Similarly, charging infrastructure site hosts, including fleets, can track and manage electric vehicle charging through networking. Networked charging infrastructure is connected to the internet and sends data to a network services provider (i.e., charging network) and the site host. Networked charging allows fleets to monitor and analyze utilization, including overall electricity use, duration, and frequency of charging, and other metrics.

Get Direct Feedback

Drivers may find it difficult to recognize opportunities to conserve fuel while driving.
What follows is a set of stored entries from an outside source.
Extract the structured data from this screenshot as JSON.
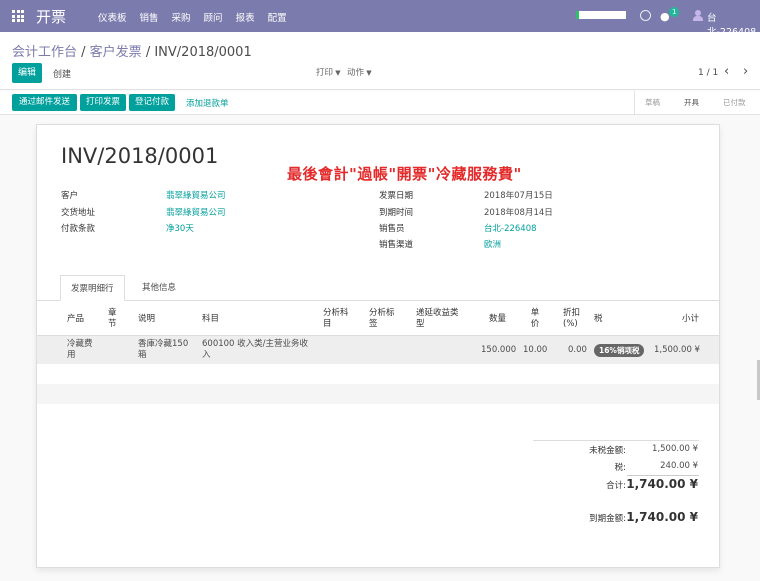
{
  "navbar": {
    "app_title": "开票",
    "menu": [
      "仪表板",
      "销售",
      "采购",
      "顾问",
      "报表",
      "配置"
    ],
    "chat_badge": "1",
    "user": "台北-226408"
  },
  "breadcrumb": {
    "part1": "会计工作台",
    "part2": "客户发票",
    "current": "INV/2018/0001"
  },
  "toolbar": {
    "edit": "编辑",
    "create": "创建",
    "print": "打印",
    "action": "动作",
    "pager": "1 / 1"
  },
  "status_buttons": {
    "email": "通过邮件发送",
    "print": "打印发票",
    "register": "登记付款",
    "credit_note": "添加退款单"
  },
  "stages": [
    "草稿",
    "开具",
    "已付款"
  ],
  "invoice": {
    "number": "INV/2018/0001",
    "note": "最後會計\"過帳\"開票\"冷藏服務費\"",
    "customer_label": "客户",
    "customer": "翡翠綠貿易公司",
    "delivery_label": "交货地址",
    "delivery": "翡翠綠貿易公司",
    "terms_label": "付款条款",
    "terms": "净30天",
    "date_label": "发票日期",
    "date": "2018年07月15日",
    "due_label": "到期时间",
    "due": "2018年08月14日",
    "salesperson_label": "销售员",
    "salesperson": "台北-226408",
    "channel_label": "销售渠道",
    "channel": "欧洲"
  },
  "tabs": {
    "lines": "发票明细行",
    "other": "其他信息"
  },
  "table": {
    "headers": {
      "product": "产品",
      "section": "章节",
      "desc": "说明",
      "account": "科目",
      "analytic_account": "分析科目",
      "analytic_tag": "分析标签",
      "deferred": "递延收益类型",
      "qty": "数量",
      "price": "单价",
      "discount": "折扣(%)",
      "tax": "税",
      "subtotal": "小计"
    },
    "row": {
      "product": "冷藏费用",
      "desc": "香庫冷藏150箱",
      "account": "600100 收入类/主营业务收入",
      "qty": "150.000",
      "price": "10.00",
      "discount": "0.00",
      "tax": "16%销项税",
      "subtotal": "1,500.00 ¥"
    }
  },
  "totals": {
    "untaxed_label": "未税金额:",
    "untaxed": "1,500.00 ¥",
    "tax_label": "税:",
    "tax": "240.00 ¥",
    "total_label": "合计:",
    "total": "1,740.00 ¥",
    "due_label": "到期金额:",
    "due": "1,740.00 ¥"
  },
  "colors": {
    "navbar": "#7c7bad",
    "primary": "#00a09d",
    "note": "#e42b2b"
  }
}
A 2018 study by the National Center for Sustainable Transportation found that instantaneous or in-vehicle feedback affects driver behavior and improves fuel economy on average of 6.6% and can result in even greater driving improvements when combined with other strategies, such as driver training or performance-based rewards.

Vehicle manufacturers are increasingly providing instant driver feedback through in-vehicle displays. For example, Honda's ECO Assist and HondaLink features involve a sophisticated feedback system that teaches drivers how to drive more efficiently and what behaviors affect their fuel economy. Similarly, Ford’s SmartGauge with EcoGuide feature can help drivers achieve the best fuel efficiency by anticipating future driving situations to help inform the most fuel-efficient driving behaviors. Aftermarket feedback devices are also available.